I would like to say thank you and great job!

Hitoyoshi Station

SL Hitoyoshi

The Mooka (真岡) Railway runs between Shimodate (下館) Station in Ibaraki and Motegi (茂木) Station in Tochigi. They offer a steam locomotive running on limited weekends and national holidays. However, you might want to get a ticket beforehand because the SL Mooka is extremely popular among railroad fans.

Mooka Station was designed after steam locomotives and has many facilities for tourists to use such as restaurants, rest spaces, and rental cycle shop. There is also a rail yard and SL museum by the station for people to enjoy.

Mooka Station

SL Mooka

If you are interested in steam locomotives, why don’t you visit the Kyoto Railway Museum? They exhibit a variety of trains and offer educational events guided by the museum staff. You will learn a lot about railway culture and history in Japan.

Kyoto Railway Museum

Kyoto Railway Museum website

Enjoy flower viewing from the train window?

Spring in Japan means cherry blossom season. Here are some railways that you can enjoy some flower viewing from.

There are two railways: Kominato Railway (小湊鐵道) and Isumi Railway (いすみ鉄道) in Chiba which run in the center of the prefecture. The Kominato railway runs between JR Goi (五井) Station and Kazusa-Nakano (上総中野) Station and the Isumi railway continues on from Kazusa-Nakano to Ohara (大原) Station. Both of them are local train lines, but the rural landscape from the window is really majestic. A combination of cherry blossoms and canola flowers creates a beautiful atmosphere that attracts people and takes them back to the days of their rural Japanese hometown.

Route Map of Kominato and Isumi Railways

Kominato Railway

Isumi Railway

Now, let’s return back to the previously mentioned routes. Watarase Keikoku Railway runs between Kiryu City in Gunma and Nikko City in Tochigi. Passing through the Watarase Valley, it provides passengers with a great view anytime of the year. Moreover, the peach blossoms in full bloom during spring are particularly impressive. There are a few more noteworthy things that you can see: fresh leaves, cherry blossoms, and autumn leaves depending on the season.

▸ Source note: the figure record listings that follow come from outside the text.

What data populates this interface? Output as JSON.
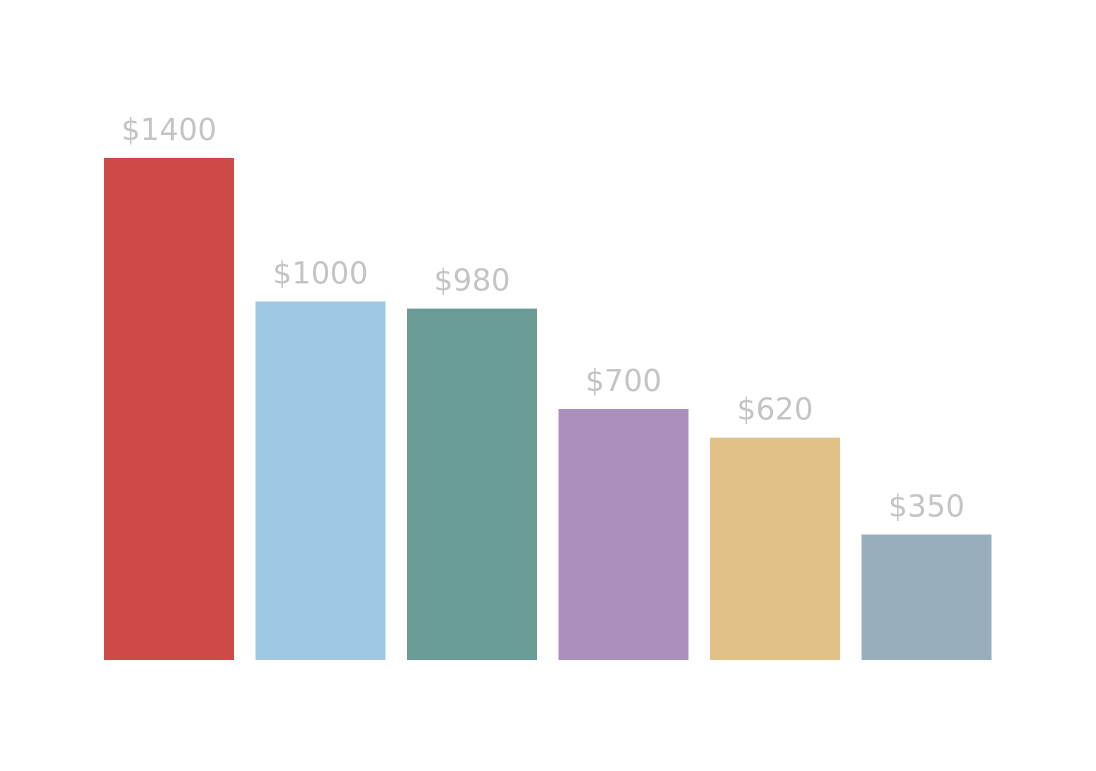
{
  "chart_data": {
    "type": "bar",
    "categories": [
      null,
      null,
      null,
      null,
      null,
      null
    ],
    "values": [
      1400,
      1000,
      980,
      700,
      620,
      350
    ],
    "value_labels": [
      "$1400",
      "$1000",
      "$980",
      "$700",
      "$620",
      "$350"
    ],
    "colors": [
      "#cf4946",
      "#9fc8e3",
      "#699c94",
      "#ac8fbc",
      "#e1c086",
      "#97aebc"
    ]
  }
}
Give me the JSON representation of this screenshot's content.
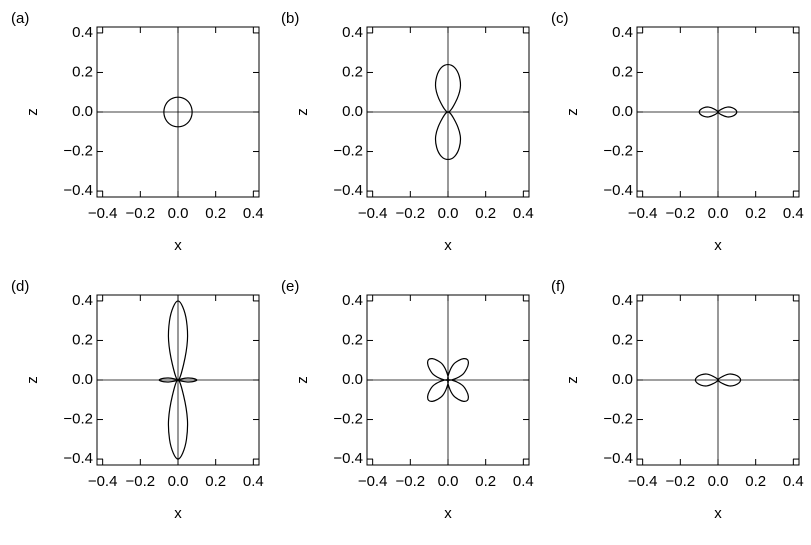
{
  "chart_data": [
    {
      "type": "line",
      "label": "(a)",
      "x_label": "x",
      "y_label": "z",
      "color": "#000000",
      "xlim": [
        -0.43,
        0.43
      ],
      "ylim": [
        -0.43,
        0.43
      ],
      "xticks": [
        {
          "value": -0.4,
          "label": "−0.4"
        },
        {
          "value": -0.2,
          "label": "−0.2"
        },
        {
          "value": 0,
          "label": "0.0"
        },
        0.2,
        0.4
      ],
      "yticks": [
        {
          "value": -0.4,
          "label": "−0.4"
        },
        {
          "value": -0.2,
          "label": "−0.2"
        },
        {
          "value": 0,
          "label": "0.0"
        },
        0.2,
        0.4
      ],
      "series": [
        {
          "x": [
            0.075,
            0.065,
            0.038,
            0,
            -0.038,
            -0.065,
            -0.075,
            -0.065,
            -0.038,
            0,
            0.038,
            0.065
          ],
          "values": [
            0,
            0.038,
            0.065,
            0.075,
            0.065,
            0.038,
            0,
            -0.038,
            -0.065,
            -0.075,
            -0.065,
            -0.038
          ]
        }
      ]
    },
    {
      "type": "line",
      "label": "(b)",
      "x_label": "x",
      "y_label": "z",
      "color": "#000000",
      "xlim": [
        -0.43,
        0.43
      ],
      "ylim": [
        -0.43,
        0.43
      ],
      "xticks": [
        {
          "value": -0.4,
          "label": "−0.4"
        },
        {
          "value": -0.2,
          "label": "−0.2"
        },
        {
          "value": 0,
          "label": "0.0"
        },
        0.2,
        0.4
      ],
      "yticks": [
        {
          "value": -0.4,
          "label": "−0.4"
        },
        {
          "value": -0.2,
          "label": "−0.2"
        },
        {
          "value": 0,
          "label": "0.0"
        },
        0.2,
        0.4
      ],
      "series": [
        {
          "x": [
            0,
            0.04,
            0.065,
            0.06,
            0.035,
            0,
            -0.035,
            -0.06,
            -0.065,
            -0.04
          ],
          "values": [
            0,
            0.05,
            0.12,
            0.18,
            0.225,
            0.24,
            0.225,
            0.18,
            0.12,
            0.05
          ]
        },
        {
          "x": [
            0,
            0.04,
            0.065,
            0.06,
            0.035,
            0,
            -0.035,
            -0.06,
            -0.065,
            -0.04
          ],
          "values": [
            0,
            -0.05,
            -0.12,
            -0.18,
            -0.225,
            -0.24,
            -0.225,
            -0.18,
            -0.12,
            -0.05
          ]
        }
      ]
    },
    {
      "type": "line",
      "label": "(c)",
      "x_label": "x",
      "y_label": "z",
      "color": "#000000",
      "xlim": [
        -0.43,
        0.43
      ],
      "ylim": [
        -0.43,
        0.43
      ],
      "xticks": [
        {
          "value": -0.4,
          "label": "−0.4"
        },
        {
          "value": -0.2,
          "label": "−0.2"
        },
        {
          "value": 0,
          "label": "0.0"
        },
        0.2,
        0.4
      ],
      "yticks": [
        {
          "value": -0.4,
          "label": "−0.4"
        },
        {
          "value": -0.2,
          "label": "−0.2"
        },
        {
          "value": 0,
          "label": "0.0"
        },
        0.2,
        0.4
      ],
      "series": [
        {
          "x": [
            0,
            0.02,
            0.05,
            0.075,
            0.093,
            0.1,
            0.093,
            0.075,
            0.05,
            0.02
          ],
          "values": [
            0,
            0.015,
            0.025,
            0.022,
            0.012,
            0,
            -0.012,
            -0.022,
            -0.025,
            -0.015
          ]
        },
        {
          "x": [
            0,
            -0.02,
            -0.05,
            -0.075,
            -0.093,
            -0.1,
            -0.093,
            -0.075,
            -0.05,
            -0.02
          ],
          "values": [
            0,
            0.015,
            0.025,
            0.022,
            0.012,
            0,
            -0.012,
            -0.022,
            -0.025,
            -0.015
          ]
        }
      ]
    },
    {
      "type": "line",
      "label": "(d)",
      "x_label": "x",
      "y_label": "z",
      "color": "#000000",
      "xlim": [
        -0.43,
        0.43
      ],
      "ylim": [
        -0.43,
        0.43
      ],
      "xticks": [
        {
          "value": -0.4,
          "label": "−0.4"
        },
        {
          "value": -0.2,
          "label": "−0.2"
        },
        {
          "value": 0,
          "label": "0.0"
        },
        0.2,
        0.4
      ],
      "yticks": [
        {
          "value": -0.4,
          "label": "−0.4"
        },
        {
          "value": -0.2,
          "label": "−0.2"
        },
        {
          "value": 0,
          "label": "0.0"
        },
        0.2,
        0.4
      ],
      "series": [
        {
          "x": [
            0,
            0.03,
            0.05,
            0.045,
            0.025,
            0,
            -0.025,
            -0.045,
            -0.05,
            -0.03
          ],
          "values": [
            0,
            0.08,
            0.2,
            0.3,
            0.37,
            0.4,
            0.37,
            0.3,
            0.2,
            0.08
          ]
        },
        {
          "x": [
            0,
            0.03,
            0.05,
            0.045,
            0.025,
            0,
            -0.025,
            -0.045,
            -0.05,
            -0.03
          ],
          "values": [
            0,
            -0.08,
            -0.2,
            -0.3,
            -0.37,
            -0.4,
            -0.37,
            -0.3,
            -0.2,
            -0.08
          ]
        },
        {
          "x": [
            0,
            0.02,
            0.05,
            0.075,
            0.093,
            0.1,
            0.093,
            0.075,
            0.05,
            0.02
          ],
          "values": [
            0,
            0.006,
            0.01,
            0.009,
            0.005,
            0,
            -0.005,
            -0.009,
            -0.01,
            -0.006
          ]
        },
        {
          "x": [
            0,
            -0.02,
            -0.05,
            -0.075,
            -0.093,
            -0.1,
            -0.093,
            -0.075,
            -0.05,
            -0.02
          ],
          "values": [
            0,
            0.006,
            0.01,
            0.009,
            0.005,
            0,
            -0.005,
            -0.009,
            -0.01,
            -0.006
          ]
        }
      ]
    },
    {
      "type": "line",
      "label": "(e)",
      "x_label": "x",
      "y_label": "z",
      "color": "#000000",
      "xlim": [
        -0.43,
        0.43
      ],
      "ylim": [
        -0.43,
        0.43
      ],
      "xticks": [
        {
          "value": -0.4,
          "label": "−0.4"
        },
        {
          "value": -0.2,
          "label": "−0.2"
        },
        {
          "value": 0,
          "label": "0.0"
        },
        0.2,
        0.4
      ],
      "yticks": [
        {
          "value": -0.4,
          "label": "−0.4"
        },
        {
          "value": -0.2,
          "label": "−0.2"
        },
        {
          "value": 0,
          "label": "0.0"
        },
        0.2,
        0.4
      ],
      "series": [
        {
          "x": [
            0,
            0.006,
            0.028,
            0.057,
            0.083,
            0.103,
            0.108,
            0.099,
            0.078,
            0.037
          ],
          "values": [
            0,
            0.037,
            0.078,
            0.099,
            0.108,
            0.103,
            0.083,
            0.057,
            0.028,
            0.006
          ]
        },
        {
          "x": [
            0,
            -0.006,
            -0.028,
            -0.057,
            -0.083,
            -0.103,
            -0.108,
            -0.099,
            -0.078,
            -0.037
          ],
          "values": [
            0,
            0.037,
            0.078,
            0.099,
            0.108,
            0.103,
            0.083,
            0.057,
            0.028,
            0.006
          ]
        },
        {
          "x": [
            0,
            0.006,
            0.028,
            0.057,
            0.083,
            0.103,
            0.108,
            0.099,
            0.078,
            0.037
          ],
          "values": [
            0,
            -0.037,
            -0.078,
            -0.099,
            -0.108,
            -0.103,
            -0.083,
            -0.057,
            -0.028,
            -0.006
          ]
        },
        {
          "x": [
            0,
            -0.006,
            -0.028,
            -0.057,
            -0.083,
            -0.103,
            -0.108,
            -0.099,
            -0.078,
            -0.037
          ],
          "values": [
            0,
            -0.037,
            -0.078,
            -0.099,
            -0.108,
            -0.103,
            -0.083,
            -0.057,
            -0.028,
            -0.006
          ]
        }
      ]
    },
    {
      "type": "line",
      "label": "(f)",
      "x_label": "x",
      "y_label": "z",
      "color": "#000000",
      "xlim": [
        -0.43,
        0.43
      ],
      "ylim": [
        -0.43,
        0.43
      ],
      "xticks": [
        {
          "value": -0.4,
          "label": "−0.4"
        },
        {
          "value": -0.2,
          "label": "−0.2"
        },
        {
          "value": 0,
          "label": "0.0"
        },
        0.2,
        0.4
      ],
      "yticks": [
        {
          "value": -0.4,
          "label": "−0.4"
        },
        {
          "value": -0.2,
          "label": "−0.2"
        },
        {
          "value": 0,
          "label": "0.0"
        },
        0.2,
        0.4
      ],
      "series": [
        {
          "x": [
            0,
            0.025,
            0.06,
            0.09,
            0.112,
            0.12,
            0.112,
            0.09,
            0.06,
            0.025
          ],
          "values": [
            0,
            0.018,
            0.03,
            0.026,
            0.014,
            0,
            -0.014,
            -0.026,
            -0.03,
            -0.018
          ]
        },
        {
          "x": [
            0,
            -0.025,
            -0.06,
            -0.09,
            -0.112,
            -0.12,
            -0.112,
            -0.09,
            -0.06,
            -0.025
          ],
          "values": [
            0,
            0.018,
            0.03,
            0.026,
            0.014,
            0,
            -0.014,
            -0.026,
            -0.03,
            -0.018
          ]
        }
      ]
    }
  ]
}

The View from Season to Season at Watarase Keikoku Railway

From  North to South: Your Last Stop

Our trip is coming to an end. Lastly, I’ll introduce the farthest train stations in the country.

Northernmost station is Wakkanai (稚内) Station in Hokkaido. The station faces the Sea of Japan on the westside and the Sea of Okhotsk to the east.

The railway is operated by JR Soya Main Line (宗谷本線) and begins at Asahikawa (旭川) Station in the center of Hokkaido and reaches to Wakkanai Station. The great scenery that jumps into your eyes tells you about the beauty of short summers and the harshness of winter.

Northernmost Wakkanai Station

The train running in summer and winter

On the contrary, southernmost station is Nishioyama (西大山) Station which is located in Kagoshima. It’s operated by the JR Kyushu Ibusuki Makurazaki (指宿枕崎) Line. The area is famous for its hot spring and the climate is mild throughout the year. Standing tall, Mt. Kaimon looks absolutely beautiful. Would you like to take a slow trip to this area?

Southernmost  Nishioyama Station

If you have a chance, please check out Part 1.


Thank you for taking my tour of visiting some unique stations. Did you find anything interesting? I urge you to have a closer look at each station, and you might find some surprising point that is hidden away. Then, it’s about time to depart. Have a nice trip!